Не скрою, всеобщее безумие не обошло стороной и меня. Да и был ли у меня выбор? И без того наши так называемые рабочие всякий раз, садясь ужинать, шутили, что я даром ем хлеб и что меня самого не мешало бы пустить на холодец — нормального жаркого из меня, видите ли, все равно не получится. Такой вот своеобразный у них был юмор… И потом, мне едва ли не каждый день приходилось попадать в ситуации, когда, чтобы не быть убитым, нужно было убивать самому. Я очень скоро научился довольно прилично стрелять — нужда всему научит, как известно, — но в основном, конечно, исполнял роль дежурного по лагерю, повара и, как говорится, прислуги за все. Помню, когда мне удалось впервые подстрелить человека, Андрей Николаевич отдельно при всех меня похвалил, и мне это было чертовски приятно. Да, представьте себе, приятно! В конце концов, наши взаимоотношения с социумом, как правило, сводятся к банальному стремлению заслужить всеобщее одобрение — оно же слава, почет, любовь и тому подобное. И если социум, всемерно поощряет убийство, индивидуум оказывается перед очень жестким выбором: убивать и быть членом социума или стать изгоем и в результате неизбежно погибнуть. Это как на войне, понимаете? Тому, кто лучше всех умеет убивать, дают медаль, а того, кто отказывается стрелять в людей, самого расстреливают перед строем…
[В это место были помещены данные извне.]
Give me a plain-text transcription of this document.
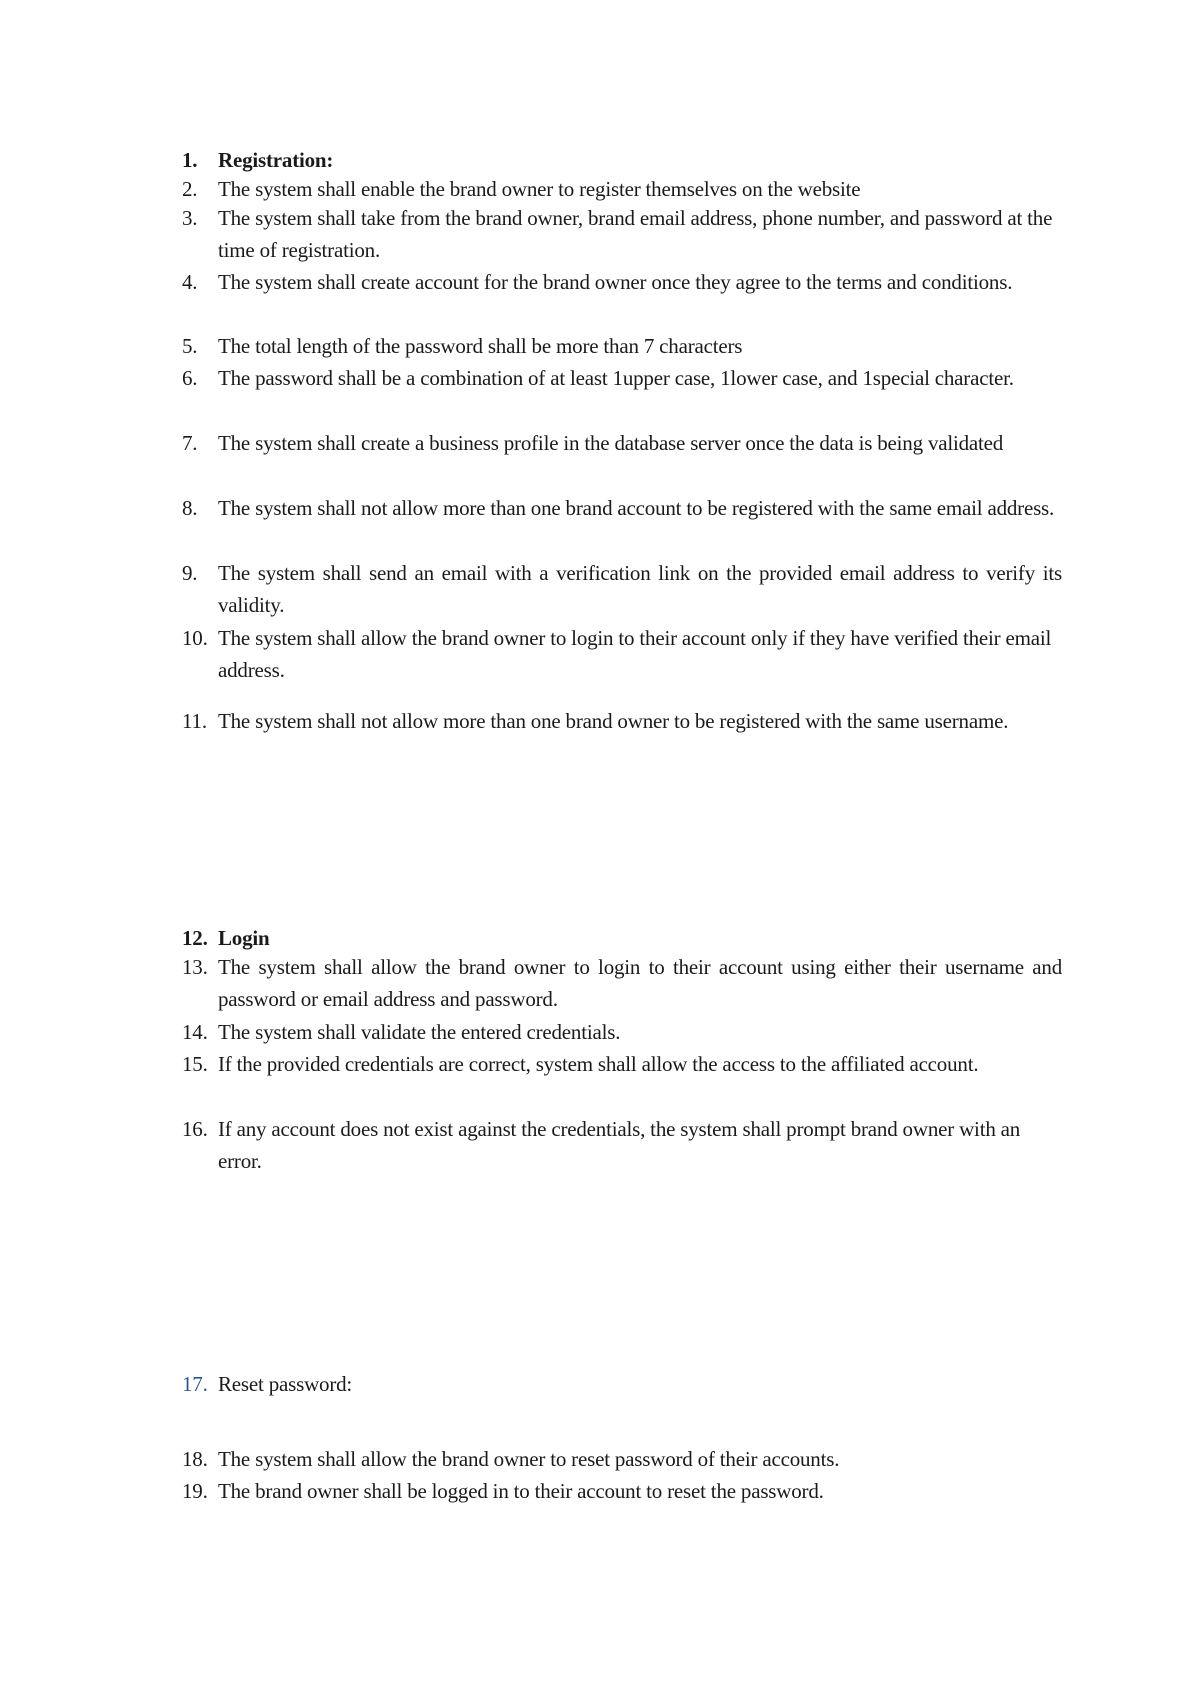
1. Registration:
2. The system shall enable the brand owner to register themselves on the website
3. The system shall take from the brand owner, brand email address, phone number, and password at the time of registration.
4. The system shall create account for the brand owner once they agree to the terms and conditions.
5. The total length of the password shall be more than 7 characters
6. The password shall be a combination of at least 1upper case, 1lower case, and 1special character.
7. The system shall create a business profile in the database server once the data is being validated
8. The system shall not allow more than one brand account to be registered with the same email address.
9. The system shall send an email with a verification link on the provided email address to verify its validity.
10. The system shall allow the brand owner to login to their account only if they have verified their email address.
11. The system shall not allow more than one brand owner to be registered with the same username.
12. Login
13. The system shall allow the brand owner to login to their account using either their username and password or email address and password.
14. The system shall validate the entered credentials.
15. If the provided credentials are correct, system shall allow the access to the affiliated account.
16. If any account does not exist against the credentials, the system shall prompt brand owner with an error.
17. Reset password:
18. The system shall allow the brand owner to reset password of their accounts.
19. The brand owner shall be logged in to their account to reset the password.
Но бог с ней, с лирикой. Я рад, что это безумие осталось в прошлом, хотя по сравнению с тем, что случилось дальше, наша партизанская война кажется просто детской игрой, наподобие «Зарницы». Как я уже сказал, это продолжалось до осени, до первых холодов. В августе мы потеряли Севу Лисовского, — помните его? — а в начале сентября был убит еще один из наших «рабочих». Нас, таким образом, осталось всего пятеро, и я очень надеялся, что наше безумное приключение близится к концу. Ведь дома, в Москве, даже речи не было о зимовке… Там о многом не было речи, как потом выяснилось.
Честно говоря, не знаю, планировал ли Андрей Николаевич возвращение на Большую землю. Подозреваю, что нет. Но даже если планировал, такой возможности нам не дали.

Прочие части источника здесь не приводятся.